Combinations & Permutations Flashcards
Combinations & Permutations
Combinations are used when the order in which a task is completed does not matter.
Permutations are used when the order in which a task is completed matters
Combination Formula
C = n!/(k!(n-k!)) —> n choose k
The Fundamental Counting Principle
If there are m ways to perform Task 1 and n ways to perform Task 2 and the tasks are independent, then there are m x n ways to perform both of the tasks together.
Choosing Multiple Items from Multiple Groups - Using “AND”
With constrains - just MULTIPLY the combinations of each of the groups.
Without constrains - one of the groups will have a constrain, use the combination formula. The other groups’ items will be combined to form a larger group with more items. Use the combination formula on this larger group with choose as the remaining spots.
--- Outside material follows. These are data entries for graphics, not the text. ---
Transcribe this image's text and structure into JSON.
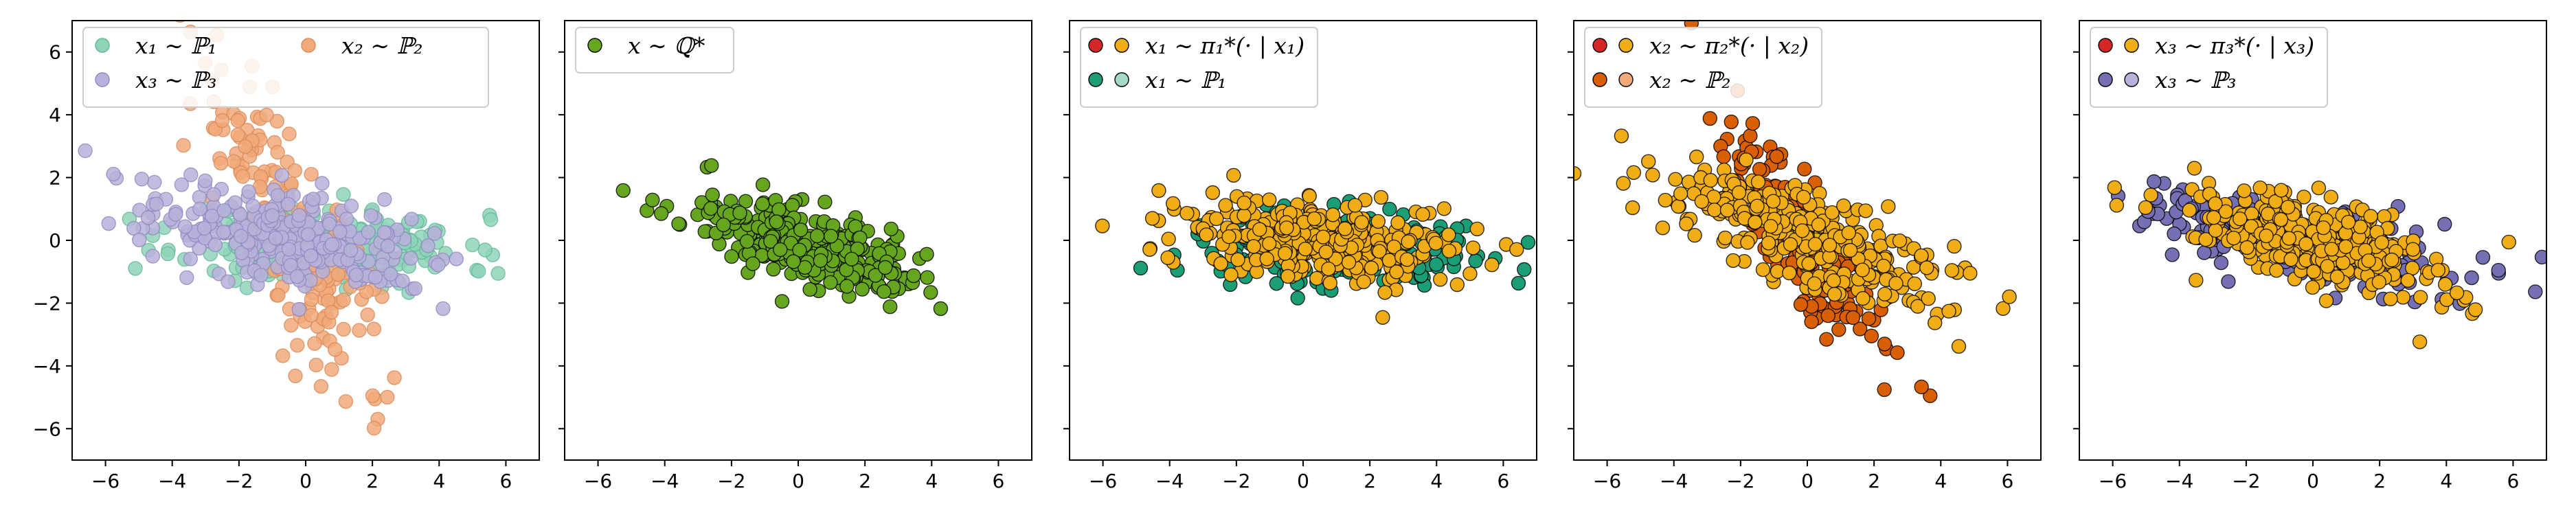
{
  "chart_data": [
    {
      "type": "scatter",
      "xlim": [
        -7,
        7
      ],
      "ylim": [
        -7,
        7
      ],
      "xticks": [
        -6,
        -4,
        -2,
        0,
        2,
        4,
        6
      ],
      "yticks": [
        -6,
        -4,
        -2,
        0,
        2,
        4,
        6
      ],
      "show_yticklabels": true,
      "legend": {
        "placement": "upper-left",
        "columns": 2
      },
      "series": [
        {
          "name": "x₁ ∼ ℙ₁",
          "color": "#8fd3b8",
          "edge": "#5fb898",
          "opacity": 0.85,
          "cluster": {
            "count": 240,
            "center": [
              0.6,
              -0.15
            ],
            "angle": -0.05,
            "spread": [
              2.1,
              0.6
            ],
            "seed": 11
          }
        },
        {
          "name": "x₂ ∼ ℙ₂",
          "color": "#f1a97a",
          "edge": "#d98a58",
          "opacity": 0.85,
          "cluster": {
            "count": 200,
            "center": [
              -0.4,
              0.2
            ],
            "angle": -1.15,
            "spread": [
              2.6,
              0.65
            ],
            "seed": 22
          }
        },
        {
          "name": "x₃ ∼ ℙ₃",
          "color": "#b7b2d9",
          "edge": "#8f88c0",
          "opacity": 0.85,
          "cluster": {
            "count": 280,
            "center": [
              -0.6,
              0.1
            ],
            "angle": -0.22,
            "spread": [
              2.2,
              0.7
            ],
            "seed": 33
          }
        }
      ],
      "legend_order": [
        0,
        2,
        1
      ]
    },
    {
      "type": "scatter",
      "xlim": [
        -7,
        7
      ],
      "ylim": [
        -7,
        7
      ],
      "xticks": [
        -6,
        -4,
        -2,
        0,
        2,
        4,
        6
      ],
      "yticks": [
        -6,
        -4,
        -2,
        0,
        2,
        4,
        6
      ],
      "show_yticklabels": false,
      "legend": {
        "placement": "upper-left",
        "columns": 1
      },
      "series": [
        {
          "name": "x ∼ ℚ*",
          "color": "#66a61e",
          "edge": "#000000",
          "opacity": 1,
          "cluster": {
            "count": 320,
            "center": [
              0.2,
              -0.1
            ],
            "angle": -0.3,
            "spread": [
              1.9,
              0.6
            ],
            "seed": 44
          }
        }
      ]
    },
    {
      "type": "scatter",
      "xlim": [
        -7,
        7
      ],
      "ylim": [
        -7,
        7
      ],
      "xticks": [
        -6,
        -4,
        -2,
        0,
        2,
        4,
        6
      ],
      "yticks": [
        -6,
        -4,
        -2,
        0,
        2,
        4,
        6
      ],
      "show_yticklabels": false,
      "legend": {
        "placement": "upper-left",
        "columns": 1,
        "paired": true
      },
      "series": [
        {
          "name": "x₁ ∼ ℙ₁",
          "color": "#1b9e77",
          "edge": "#000000",
          "opacity": 1,
          "cluster": {
            "count": 200,
            "center": [
              1.0,
              -0.3
            ],
            "angle": -0.05,
            "spread": [
              2.3,
              0.6
            ],
            "seed": 55
          }
        },
        {
          "name": "x₁ ∼ π₁*(· | x₁)",
          "color": "#f0ad16",
          "edge": "#000000",
          "opacity": 1,
          "cluster": {
            "count": 320,
            "center": [
              0.3,
              -0.1
            ],
            "angle": -0.12,
            "spread": [
              2.0,
              0.65
            ],
            "seed": 66
          }
        }
      ],
      "legend_entries": [
        {
          "marker_a": "#d62728",
          "marker_b": "#f0ad16",
          "text": "x₁ ∼ π₁*(· | x₁)"
        },
        {
          "marker_a": "#1b9e77",
          "marker_b": "#a3d9c6",
          "text": "x₁ ∼ ℙ₁"
        }
      ]
    },
    {
      "type": "scatter",
      "xlim": [
        -7,
        7
      ],
      "ylim": [
        -7,
        7
      ],
      "xticks": [
        -6,
        -4,
        -2,
        0,
        2,
        4,
        6
      ],
      "yticks": [
        -6,
        -4,
        -2,
        0,
        2,
        4,
        6
      ],
      "show_yticklabels": false,
      "legend": {
        "placement": "upper-left",
        "columns": 1,
        "paired": true
      },
      "series": [
        {
          "name": "x₂ ∼ ℙ₂",
          "color": "#d95f02",
          "edge": "#000000",
          "opacity": 1,
          "cluster": {
            "count": 180,
            "center": [
              -0.2,
              0.0
            ],
            "angle": -1.05,
            "spread": [
              2.6,
              0.55
            ],
            "seed": 77
          }
        },
        {
          "name": "x₂ ∼ π₂*(· | x₂)",
          "color": "#f0ad16",
          "edge": "#000000",
          "opacity": 1,
          "cluster": {
            "count": 330,
            "center": [
              0.0,
              0.1
            ],
            "angle": -0.42,
            "spread": [
              2.2,
              0.7
            ],
            "seed": 88
          }
        }
      ],
      "legend_entries": [
        {
          "marker_a": "#d62728",
          "marker_b": "#f0ad16",
          "text": "x₂ ∼ π₂*(· | x₂)"
        },
        {
          "marker_a": "#d95f02",
          "marker_b": "#f1a97a",
          "text": "x₂ ∼ ℙ₂"
        }
      ]
    },
    {
      "type": "scatter",
      "xlim": [
        -7,
        7
      ],
      "ylim": [
        -7,
        7
      ],
      "xticks": [
        -6,
        -4,
        -2,
        0,
        2,
        4,
        6
      ],
      "yticks": [
        -6,
        -4,
        -2,
        0,
        2,
        4,
        6
      ],
      "show_yticklabels": false,
      "legend": {
        "placement": "upper-left",
        "columns": 1,
        "paired": true
      },
      "series": [
        {
          "name": "x₃ ∼ ℙ₃",
          "color": "#7570b3",
          "edge": "#000000",
          "opacity": 1,
          "cluster": {
            "count": 220,
            "center": [
              -0.5,
              0.0
            ],
            "angle": -0.28,
            "spread": [
              2.5,
              0.6
            ],
            "seed": 99
          }
        },
        {
          "name": "x₃ ∼ π₃*(· | x₃)",
          "color": "#f0ad16",
          "edge": "#000000",
          "opacity": 1,
          "cluster": {
            "count": 330,
            "center": [
              0.0,
              -0.05
            ],
            "angle": -0.3,
            "spread": [
              2.1,
              0.62
            ],
            "seed": 111
          }
        }
      ],
      "legend_entries": [
        {
          "marker_a": "#d62728",
          "marker_b": "#f0ad16",
          "text": "x₃ ∼ π₃*(· | x₃)"
        },
        {
          "marker_a": "#7570b3",
          "marker_b": "#b7b2d9",
          "text": "x₃ ∼ ℙ₃"
        }
      ]
    }
  ]
}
Choosing Multiple Items from Multiple Groups - Using “OR”
With constrains - just ADD the combinations of each of the groups.
Choosing “at least” some number of items
Ex: Team of 4 people. At least 2 must be from group A. There are 5 from group A and 4 from group B
Group A (4 choose 2) X Group B (4 choose 2), then ADD,
Group A (4 choose 3) x Group B (4 choose 1), then ADD
Group A (4 choose 4).
The total combinations are the additions of each scenario combo.
Collectively Exhaustive Events
If two events are collectively exhaustive. You can use Total Combo = Combo A + Combo B
This can be applied to “at least 1” scenarios. Use Total Combo = At Least 1 + None
Dependent Combinations
If the occurrence of event A, changes the occurrence of event B, then apply logic (reduce pool & selection numbers) as you work your way through the events A –> C. Multiply the combinations of all the events and then divide by (#events)!
Permutations - The order of the items/objects matters
Permutation formula —> n P k = n!/(n-k)!
Permutation formula for Indistinguishable Items w/o repeats –> N!
Permutation formula for Indistinguishable Items with repeats —> P = N!/[(r1)! x (r2)! x (r3)!…]
Permutation Formula for Circular Arrangements –> (K-1)!
Permutation for items that must be together –> (y-x+1)!(x)!, y is unique items and x are items that must be together.